63 イイスス默然たり。司祭長彼に謂へり、我活ける神を以て爾に誓はしむ、我等に告げよ、爾は神の子ハリストスなるか。
64 イイスス之に謂ふ、爾言へり、且我爾等に語ぐ、此より後、爾等は人の子が大能の右に坐し、天の雲に乗りて來るを見ん。
65 其時司祭長己の衣を裂きて曰へり、彼は神を瀆せり、何ぞ復證者を求めん、視よ、今爾等は其神を瀆すを聞けり。

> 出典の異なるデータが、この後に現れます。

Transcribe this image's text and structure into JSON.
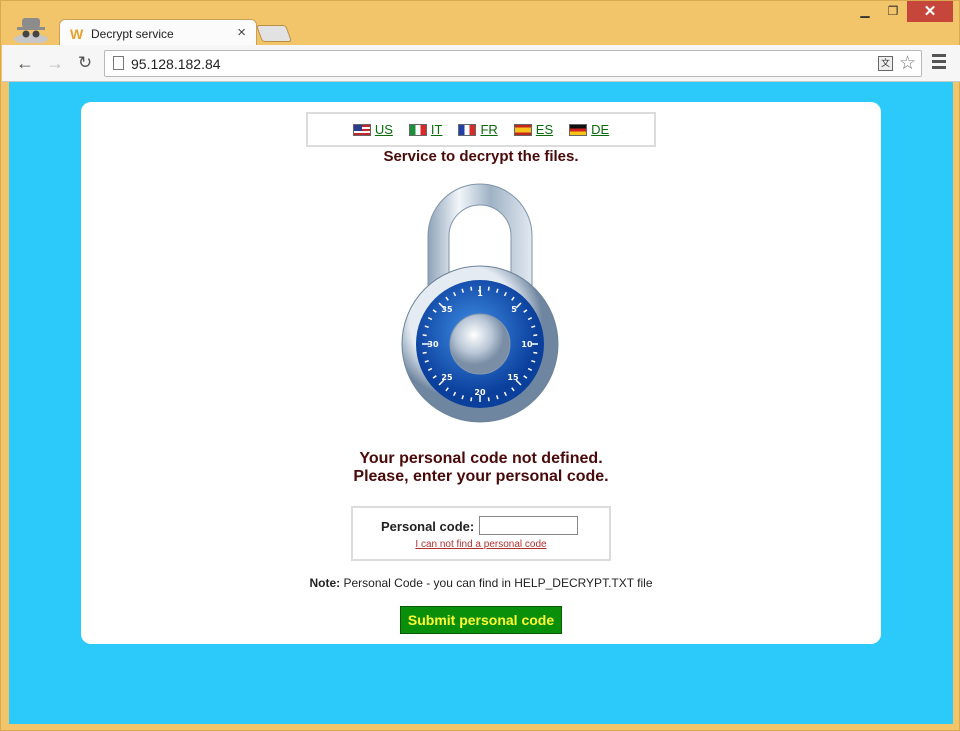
{
  "browser": {
    "tab": {
      "title": "Decrypt service",
      "favicon": "W"
    },
    "url": "95.128.182.84"
  },
  "colors": {
    "page_background": "#2cc9fb",
    "card_background": "#ffffff",
    "heading_text": "#4a0a0a",
    "submit_button": "#0a8f0a",
    "submit_text": "#ffff33"
  },
  "languages": [
    {
      "code": "US",
      "flag": "flag-us"
    },
    {
      "code": "IT",
      "flag": "flag-it"
    },
    {
      "code": "FR",
      "flag": "flag-fr"
    },
    {
      "code": "ES",
      "flag": "flag-es"
    },
    {
      "code": "DE",
      "flag": "flag-de"
    }
  ],
  "headline": "Service to decrypt the files.",
  "padlock": {
    "dial_numbers": [
      "1",
      "5",
      "10",
      "15",
      "20",
      "25",
      "30",
      "35"
    ]
  },
  "message": {
    "line1": "Your personal code not defined.",
    "line2": "Please, enter your personal code."
  },
  "form": {
    "label": "Personal code:",
    "value": "",
    "help_link": "I can not find a personal code"
  },
  "note": {
    "prefix": "Note:",
    "text": "Personal Code - you can find in HELP_DECRYPT.TXT file"
  },
  "submit_label": "Submit personal code"
}
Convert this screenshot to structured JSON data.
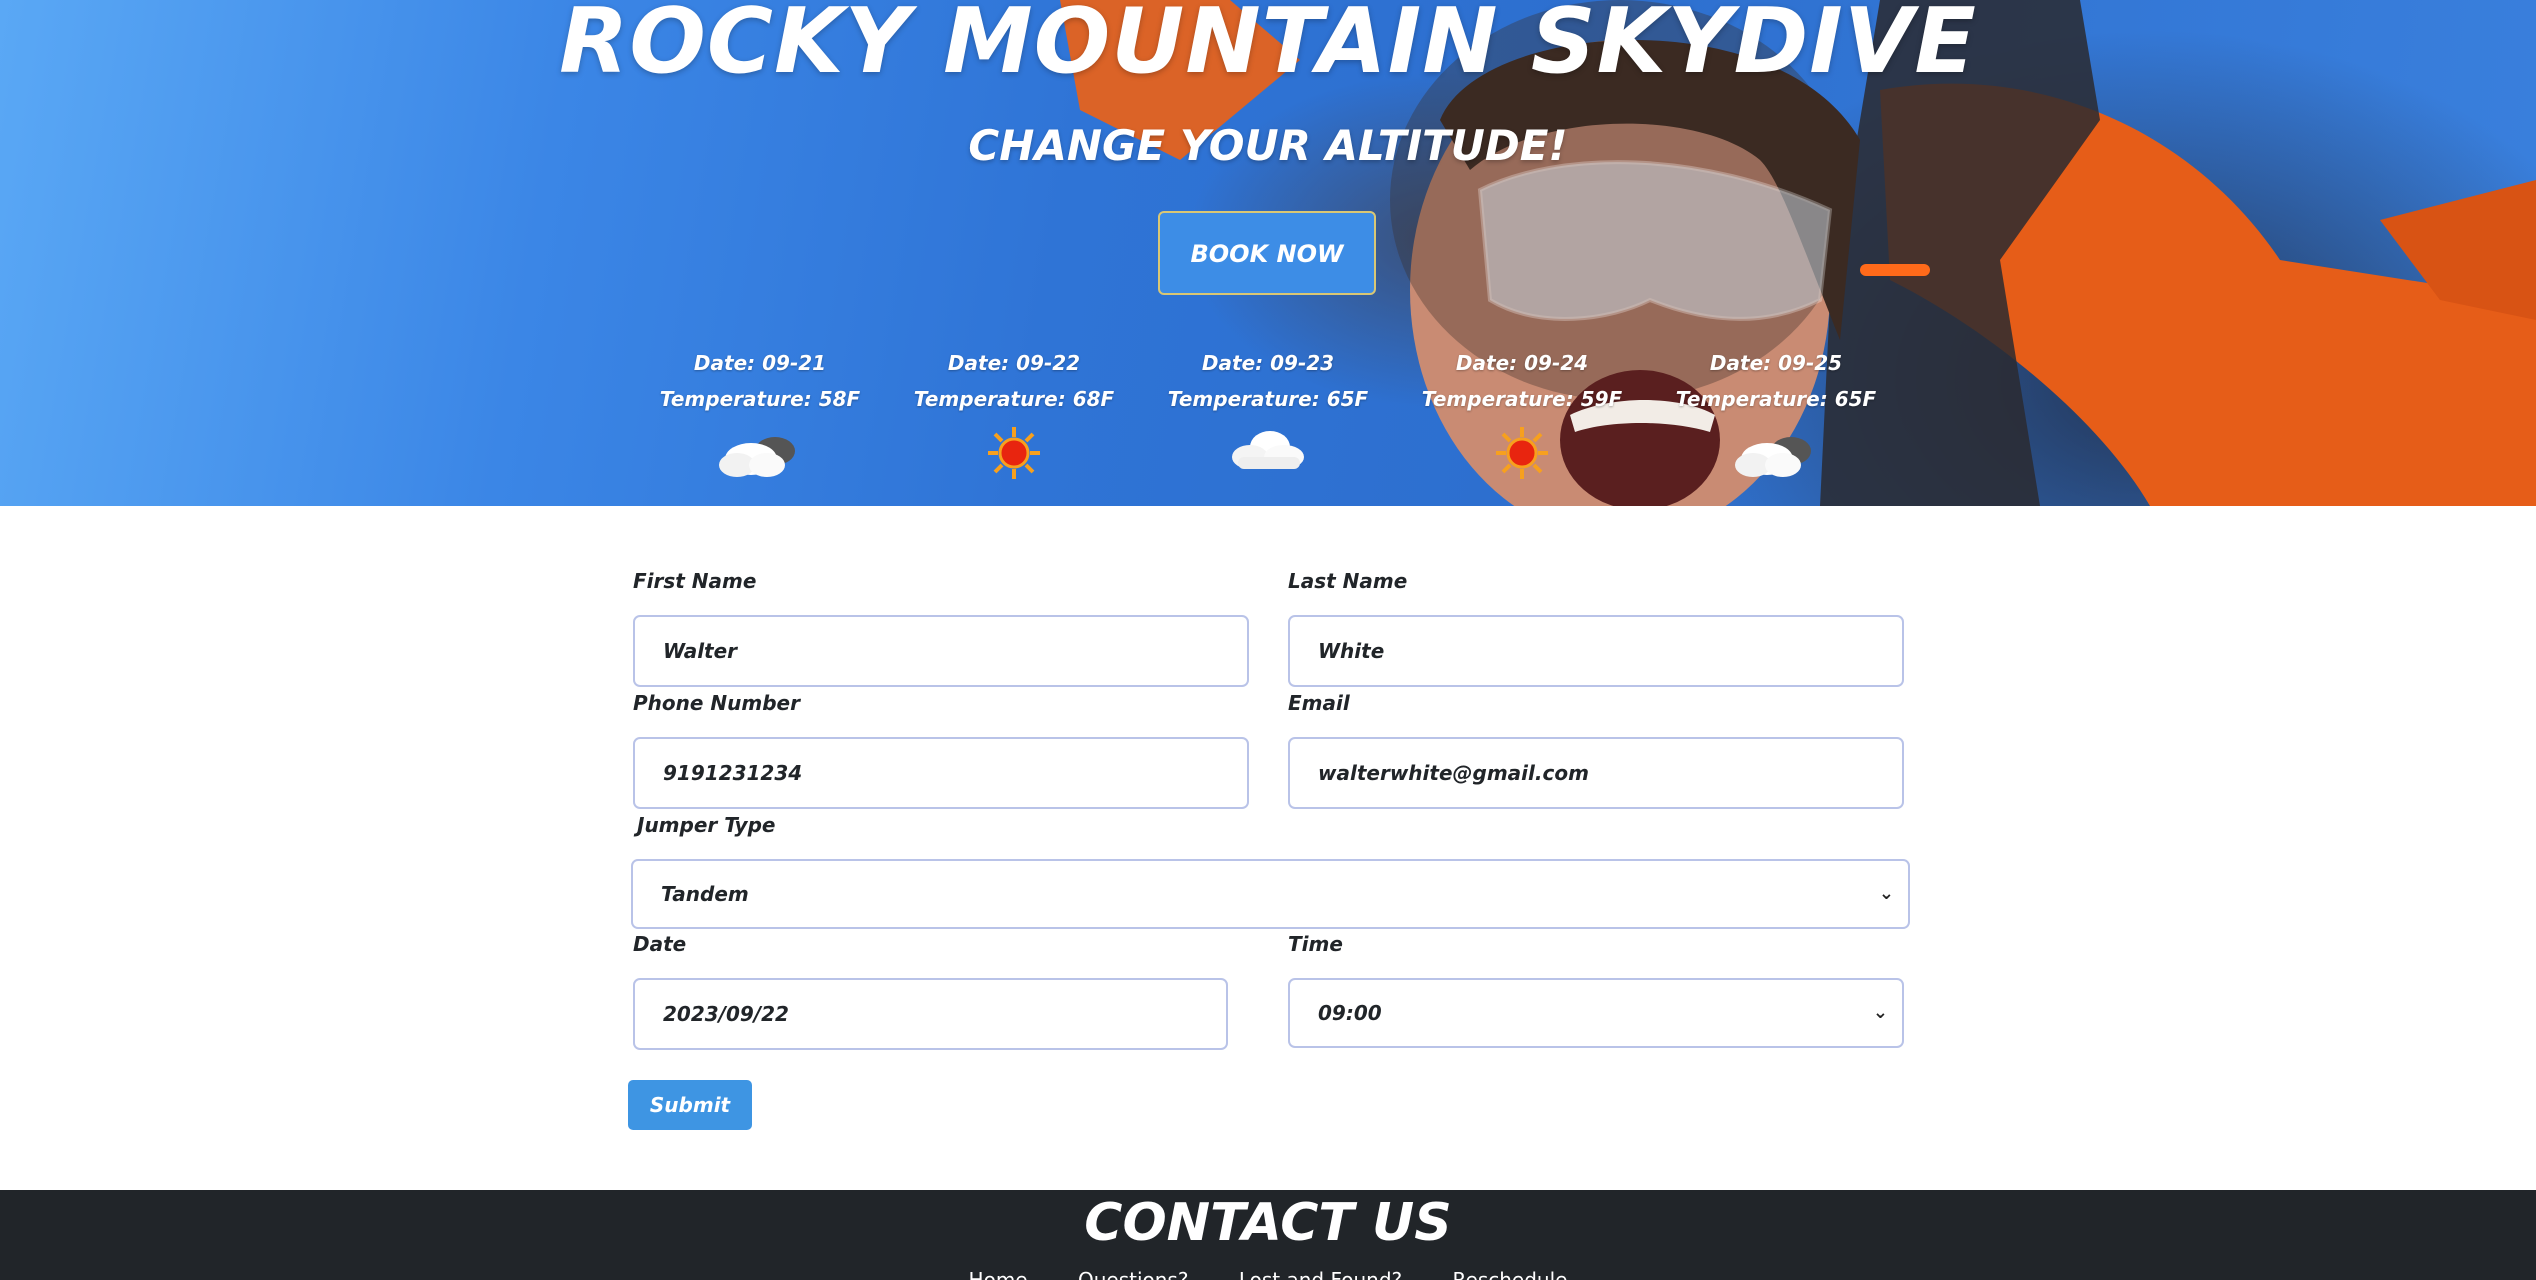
{
  "hero": {
    "title": "ROCKY MOUNTAIN SKYDIVE",
    "subtitle": "CHANGE YOUR ALTITUDE!",
    "book_button": "BOOK NOW",
    "forecast": [
      {
        "date": "Date: 09-21",
        "temp": "Temperature: 58F",
        "icon": "partly-cloudy-icon"
      },
      {
        "date": "Date: 09-22",
        "temp": "Temperature: 68F",
        "icon": "sun-icon"
      },
      {
        "date": "Date: 09-23",
        "temp": "Temperature: 65F",
        "icon": "cloud-icon"
      },
      {
        "date": "Date: 09-24",
        "temp": "Temperature: 59F",
        "icon": "sun-icon"
      },
      {
        "date": "Date: 09-25",
        "temp": "Temperature: 65F",
        "icon": "partly-cloudy-icon"
      }
    ]
  },
  "form": {
    "first_name": {
      "label": "First Name",
      "value": "Walter"
    },
    "last_name": {
      "label": "Last Name",
      "value": "White"
    },
    "phone": {
      "label": "Phone Number",
      "value": "9191231234"
    },
    "email": {
      "label": "Email",
      "value": "walterwhite@gmail.com"
    },
    "jumper_type": {
      "label": "Jumper Type",
      "value": "Tandem"
    },
    "date": {
      "label": "Date",
      "value": "2023/09/22"
    },
    "time": {
      "label": "Time",
      "value": "09:00"
    },
    "submit": "Submit"
  },
  "footer": {
    "title": "CONTACT US",
    "links": [
      "Home",
      "Questions?",
      "Lost and Found?",
      "Reschedule"
    ]
  },
  "colors": {
    "accent": "#3e95e3",
    "footer_bg": "#212529",
    "field_border": "#b9c3e8"
  }
}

66 爾等如何に意ふか。彼等答へて曰へり、死に當る。
67 是に於て彼等其面に唾し、彼を擊ち,或者は其頬を批ちて曰へり、
68 ハリストスよ、我等に預言せよ、爾を擊ちし者は誰ぞ。
69 時にペトル外に中庭に坐せるに、一人の婢彼に就きて曰く、爾もガリレヤのイイススと偕に在りき。
70 然れども彼は衆の前に諱みて曰へり、我爾が言ふ所を識らず。
71 彼が門を出づる時、他の婢彼を見て、彼處に在る者に謂ふ、此の人もイイスス ナゾレイと偕に在りき。
72 彼復諱みて、誓ひて曰へり、我其の人を識らず。
73 少頃ありて、彼處に立てる者近づきて、ペトルに謂へり、誠に爾も其黨の一人なり、蓋爾の言語も爾を顯す。
74 其時彼は詛ひ且誓へり、我其人を識らずと。忽鶏鳴けり。
75 ペトルはイイススの彼に、鶏の鳴かざる先に、爾三次我を諱まんと、云ひし言を憶ひ起して、外に出でて、痛く哭けり。